Is There Such a Thing as a Bulimic Cat?

Jane Fonda opened up about her battle with bulimia because, from an early age, her father taught her that she had to look a certain way; otherwise, no one would love her. Diane Keaton shared a similar story; she would consume 2000 calories a day then vomit, which ruined her teeth. While this is common in the human world, have you ever wondered if there is such a thing as a bulimic cat? You surely must have noticed how your cat will eat food in a hurry only to bring it up on your floor again. So, does bulimia also affect felines? Let’s see what experts have to say.

It Started with Concerned For Parents

Karen posted in Our Happy Cat asking about her female 6-pound ragdoll’s habit. She had adopted the feline from the SPCA and noticed that whenever she fed her along with her other male cat, the ragdoll would gobble up her food then run to eat the other cat’s food. Within minutes, she would throw up, and it worried Karen that the ragdoll would damage her teeth. Besides, it was not healthy because the feline would be hungry again and repeat the process. Another fur parent, Dana from Montgomery, Illinois, noticed that Snickers, her kitty, would throw up all the time, mostly when he was mad. Dana thought it was Snickers’ way of controlling his humans because when upset, Snickers would go beside a person then puke. The same story is shared by Katchus, who posted in Houzz that one of her cats did not chew her food. Instead, she would eat so fast then vomit 10 minutes later. The only remedy was regulating the cat’s feeding lest it was guaranteed that she would puke immediately after eating.

Is it Bulimia?

Although the cats’ parents are convinced that the cats are bulimic, experts do not believe that is why they behave as they do. Caster clarified that, although the habit is similar to bulimia, the eating disorder has never been documented in cats. Instead, the kitties could suffer from other medical conditions that make them prone to vomiting. The article lists conditions such as food intolerance, inflammatory bowel disease, kidney and liver problems, and glandular conditions as the main reasons for regular vomiting. Additionally, Dana’s concern that Snickers’ puking was his technique of controlling people was farfetched. As explained by the vet’s response to Dana’s predicament, the main reason is that Snickers could be suffering from stress, thus vomits whenever he gets upset. As for Karen, her ragdoll being a rescue could explain her behavior. Foster children who are thrown from home to home never know whether the meal provided could be their last; hence they stuff their pockets with extra, just in case. Similarly, Karen’s ragdoll was unsure if she had found her forever home; thus, she ate fast, hoping to store up enough to last her a few days.

When Should You Be Concerned about a Cat’s Vomiting?

Hill’s explains that, after grooming, it is common to have your cat vomiting due to hairballs. Still, that is not reason enough to call your vet. However, once the hairballs grow bigger and cause intestinal blockage, then you should be concerned.
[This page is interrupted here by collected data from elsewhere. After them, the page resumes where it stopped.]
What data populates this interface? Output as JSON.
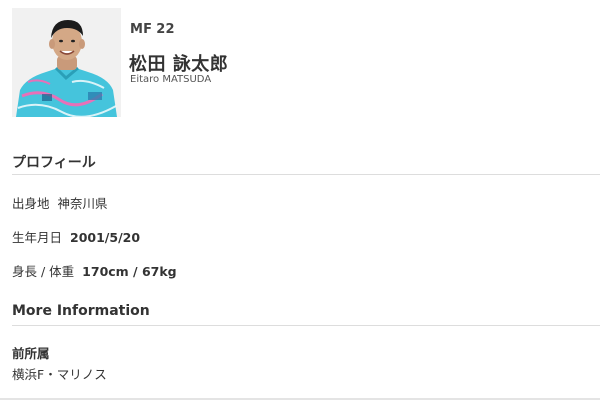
{
  "player": {
    "position": "MF",
    "number": "22",
    "name_ja": "松田 詠太郎",
    "name_en": "Eitaro MATSUDA"
  },
  "profile": {
    "title": "プロフィール",
    "birthplace_label": "出身地",
    "birthplace_value": "神奈川県",
    "birthdate_label": "生年月日",
    "birthdate_value": "2001/5/20",
    "height_weight_label": "身長 / 体重",
    "height_weight_value": "170cm / 67kg"
  },
  "more_info": {
    "title": "More Information",
    "previous_club_label": "前所属",
    "previous_club_value": "横浜F・マリノス"
  },
  "colors": {
    "jersey": "#3fc6de",
    "jersey_accent": "#e86fb6"
  }
}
Usually, in the case of hairballs, the vomit is yellow and foamy; should the color change to thick yellow bile, it could indicate kidney problems. Moreover, if the thick yellow vomit is accompanied by abnormal behavior, lethargy, or change in appetite, you should seek a vet’s help. If the vomiting is usually after eating fast, it is a “bulimic” tendency, which continues until a cat relaxes in the new environment. In the vet’s world, such fast-eating, followed by vomiting, is referred to as regurgitation and is caused by poorly digested food.

As a concerned pet parent, you can speed their acclimatization process by only feeding the cat with small amounts of food throughout the day. Also, dry foods are much better to encourage chewing and reduce the speed of eating. Also, dry food is excellent for teeth development. As the vomiting reduces, you can increase the amount of food and reduce the frequency of feeding until the vomiting stops, after which you can adopt a normal feeding routine. Moreover, you can make feeding time a little bit more fun and healthy. For instance, a food puzzle toy encourages a cat to hunt for food, which helps burn a few calories and slows down eating. You should also not be persuaded by the sweet purring and rubbing of your cat’s body against you to give it more food. Instead, let the cat feed in another room and teach it to feed from its bowl only.
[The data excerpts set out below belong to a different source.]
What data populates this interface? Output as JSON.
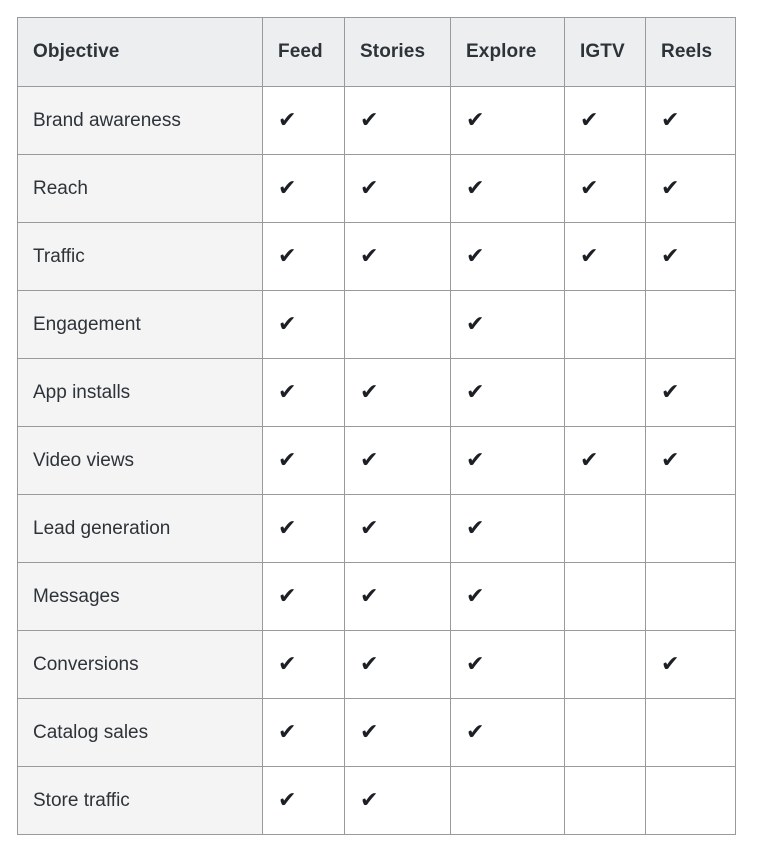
{
  "table": {
    "name": "instagram-placement-objective-matrix",
    "columns": [
      {
        "key": "objective",
        "label": "Objective"
      },
      {
        "key": "feed",
        "label": "Feed"
      },
      {
        "key": "stories",
        "label": "Stories"
      },
      {
        "key": "explore",
        "label": "Explore"
      },
      {
        "key": "igtv",
        "label": "IGTV"
      },
      {
        "key": "reels",
        "label": "Reels"
      }
    ],
    "check_glyph": "✔",
    "check_icon_name": "checkmark-icon",
    "colors": {
      "border": "#9a9a9a",
      "header_bg": "#eceef0",
      "first_column_bg": "#f4f4f5",
      "cell_bg": "#ffffff",
      "text": "#2d3338",
      "check": "#1c2024"
    },
    "rows": [
      {
        "objective": "Brand awareness",
        "feed": true,
        "stories": true,
        "explore": true,
        "igtv": true,
        "reels": true
      },
      {
        "objective": "Reach",
        "feed": true,
        "stories": true,
        "explore": true,
        "igtv": true,
        "reels": true
      },
      {
        "objective": "Traffic",
        "feed": true,
        "stories": true,
        "explore": true,
        "igtv": true,
        "reels": true
      },
      {
        "objective": "Engagement",
        "feed": true,
        "stories": false,
        "explore": true,
        "igtv": false,
        "reels": false
      },
      {
        "objective": "App installs",
        "feed": true,
        "stories": true,
        "explore": true,
        "igtv": false,
        "reels": true
      },
      {
        "objective": "Video views",
        "feed": true,
        "stories": true,
        "explore": true,
        "igtv": true,
        "reels": true
      },
      {
        "objective": "Lead generation",
        "feed": true,
        "stories": true,
        "explore": true,
        "igtv": false,
        "reels": false
      },
      {
        "objective": "Messages",
        "feed": true,
        "stories": true,
        "explore": true,
        "igtv": false,
        "reels": false
      },
      {
        "objective": "Conversions",
        "feed": true,
        "stories": true,
        "explore": true,
        "igtv": false,
        "reels": true
      },
      {
        "objective": "Catalog sales",
        "feed": true,
        "stories": true,
        "explore": true,
        "igtv": false,
        "reels": false
      },
      {
        "objective": "Store traffic",
        "feed": true,
        "stories": true,
        "explore": false,
        "igtv": false,
        "reels": false
      }
    ]
  }
}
Are There other Eating Disorders in Cats?

Now that we have established that there is no such thing as a bulimic cat, you should know that there are other eating disorders besides overeating. Under-eating could also be an issue with your cat, and of course, the symptoms include weakness, weight loss, and depression, among others. The loss of appetite can be due to underlying medical conditions such as cancer and diabetes, but you cannot be sure until you see a vet. You should also note that there is a difference between extreme appetite loss and the inability to feed due to pain or disease.
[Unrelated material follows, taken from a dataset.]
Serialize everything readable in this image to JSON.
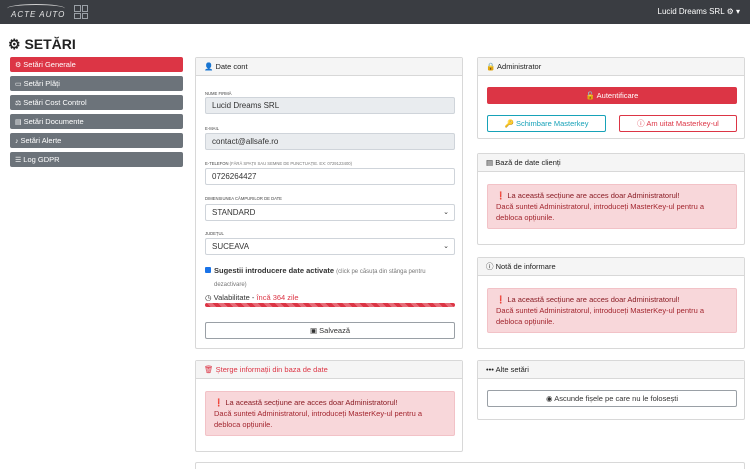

Pica is also common and refers to a cat eating inedible objects. It is common in cats that were not properly weaned, and it starts with sucking on objects like blankets. Others develop pica in response to a deficiency in their blood; for example, adult cats can feed on their litter due to anemia. Sometimes, cats are just bored and will feed on anything to keep them occupied. The disorder is dangerous because it can cause poisoning when the felines feed on toxic substances.